I still make my Alchemist, a multiple filter power conditioner, but these are on a custom basis. They are available with three different filter types, as each component benefits from power filtering specific to what it powers. Some components, like many power amplifiers or my CAT SL-1 preamplifier, don’t tolerate inductive elements, so work best with parallel filtering. Other components, typically source components and preamps, have a minimal, constant power draw, and benefit from substantial common and differential mode inductive filtering. (This is inappropriate in other components, as it limits current draw.)

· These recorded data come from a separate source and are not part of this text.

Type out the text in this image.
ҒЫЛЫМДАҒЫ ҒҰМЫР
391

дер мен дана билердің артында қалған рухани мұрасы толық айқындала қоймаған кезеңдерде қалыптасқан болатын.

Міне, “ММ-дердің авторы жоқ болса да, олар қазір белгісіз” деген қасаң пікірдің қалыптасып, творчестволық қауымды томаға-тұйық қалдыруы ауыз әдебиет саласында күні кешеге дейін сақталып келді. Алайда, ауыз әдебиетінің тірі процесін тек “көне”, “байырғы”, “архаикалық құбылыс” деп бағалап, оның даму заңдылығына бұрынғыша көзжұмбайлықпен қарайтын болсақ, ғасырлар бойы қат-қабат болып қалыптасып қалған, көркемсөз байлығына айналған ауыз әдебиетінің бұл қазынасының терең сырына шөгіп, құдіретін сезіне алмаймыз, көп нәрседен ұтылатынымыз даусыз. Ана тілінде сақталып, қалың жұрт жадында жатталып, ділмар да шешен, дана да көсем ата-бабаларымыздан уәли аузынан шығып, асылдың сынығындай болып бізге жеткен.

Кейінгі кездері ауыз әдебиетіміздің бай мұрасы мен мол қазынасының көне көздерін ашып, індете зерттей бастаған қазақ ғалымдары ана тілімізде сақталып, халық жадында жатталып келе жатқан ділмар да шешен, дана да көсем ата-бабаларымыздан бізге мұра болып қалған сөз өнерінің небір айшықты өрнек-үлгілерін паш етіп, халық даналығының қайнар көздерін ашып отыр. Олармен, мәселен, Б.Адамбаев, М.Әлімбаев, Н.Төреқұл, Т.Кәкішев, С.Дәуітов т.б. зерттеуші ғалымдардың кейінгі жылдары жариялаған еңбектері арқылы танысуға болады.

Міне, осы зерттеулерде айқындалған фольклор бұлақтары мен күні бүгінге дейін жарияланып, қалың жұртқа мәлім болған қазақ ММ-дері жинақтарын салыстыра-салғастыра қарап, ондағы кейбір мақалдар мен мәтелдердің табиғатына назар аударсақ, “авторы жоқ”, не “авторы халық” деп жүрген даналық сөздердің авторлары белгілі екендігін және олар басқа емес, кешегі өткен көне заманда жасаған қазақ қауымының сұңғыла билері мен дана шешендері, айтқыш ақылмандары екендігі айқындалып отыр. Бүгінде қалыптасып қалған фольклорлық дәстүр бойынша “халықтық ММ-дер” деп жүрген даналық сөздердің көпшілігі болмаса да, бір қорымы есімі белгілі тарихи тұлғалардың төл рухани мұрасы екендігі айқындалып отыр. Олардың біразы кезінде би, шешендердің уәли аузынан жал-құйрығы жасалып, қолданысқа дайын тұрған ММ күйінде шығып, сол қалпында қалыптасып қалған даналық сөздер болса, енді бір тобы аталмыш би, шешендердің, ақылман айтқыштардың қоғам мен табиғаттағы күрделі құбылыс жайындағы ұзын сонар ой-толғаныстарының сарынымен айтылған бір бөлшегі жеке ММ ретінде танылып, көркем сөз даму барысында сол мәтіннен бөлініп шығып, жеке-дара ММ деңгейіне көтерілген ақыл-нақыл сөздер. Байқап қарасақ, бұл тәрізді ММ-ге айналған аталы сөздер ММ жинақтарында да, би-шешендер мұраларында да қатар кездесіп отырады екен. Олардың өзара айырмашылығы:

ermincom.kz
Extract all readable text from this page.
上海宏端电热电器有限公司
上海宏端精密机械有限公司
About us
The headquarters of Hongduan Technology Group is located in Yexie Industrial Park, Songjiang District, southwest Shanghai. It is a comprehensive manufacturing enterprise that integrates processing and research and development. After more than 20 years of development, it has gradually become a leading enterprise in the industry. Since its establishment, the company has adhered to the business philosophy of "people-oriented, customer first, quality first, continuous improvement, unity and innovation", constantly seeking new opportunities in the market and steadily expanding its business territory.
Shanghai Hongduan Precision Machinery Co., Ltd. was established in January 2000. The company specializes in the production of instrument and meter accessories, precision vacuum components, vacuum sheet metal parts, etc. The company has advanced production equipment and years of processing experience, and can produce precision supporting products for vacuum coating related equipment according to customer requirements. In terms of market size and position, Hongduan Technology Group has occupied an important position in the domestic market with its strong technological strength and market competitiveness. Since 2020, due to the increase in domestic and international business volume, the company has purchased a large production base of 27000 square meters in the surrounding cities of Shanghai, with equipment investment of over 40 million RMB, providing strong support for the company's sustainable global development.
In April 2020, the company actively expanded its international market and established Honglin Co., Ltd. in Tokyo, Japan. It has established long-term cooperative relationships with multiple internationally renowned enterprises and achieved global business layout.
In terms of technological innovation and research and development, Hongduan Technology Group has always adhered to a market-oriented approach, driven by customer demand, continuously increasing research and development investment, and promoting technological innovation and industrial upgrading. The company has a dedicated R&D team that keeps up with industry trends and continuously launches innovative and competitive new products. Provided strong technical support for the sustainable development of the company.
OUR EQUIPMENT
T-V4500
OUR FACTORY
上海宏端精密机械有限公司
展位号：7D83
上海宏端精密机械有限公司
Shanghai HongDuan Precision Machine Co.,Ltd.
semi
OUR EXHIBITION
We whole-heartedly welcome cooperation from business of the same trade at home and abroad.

Turning to interconnects, my GS mk3 interconnects are available with single ended RCA connectors, balanced XLRs, as well as RCA source end / XLR load end connectors. The design goal was to make cables that produce the same sound regardless of termination or length (> 10 meters). Moreover, they had to perform as well or better than more expensive solid core, unshielded interconnects, while providing the resilience, flexibility and longevity of stranded wiring and proper shielding and rejection of both inductive EMI and capacitive RFI coupled noise, as well as immunity from mechanical vibration induced (triboelectric) noise.

Last but not least, the GS mk3 speaker cables and jumpers are available with any connectors as long as it’s a WBT Nextgen spade on one end and a metallurgical clone of the discontinued WBT Topline locking banana on the other. I realize this is an inconvenience and might cost sales, but the cables simply cannot offer the same superb performance with other connectors. I cannot recommend these cables for bi-wiring either; you’re much better off with single wiring and jumpers. On the other hand, these cables work extremely well for bi- and multi-amping.


LB: Paul, thank you for the time to speak with us. I find your rigorous and quantitative approach top audio design, both fascinating and encouraging, and I wish you continued success.

PK: Thank you Larry for allowing me this opportunity. It’s been difficult to describe my methods and approach as they apply to audio reproduction in general and cabling specifically. Obviously, others have a very different approaches and perspectives on cabling. This is what works for me.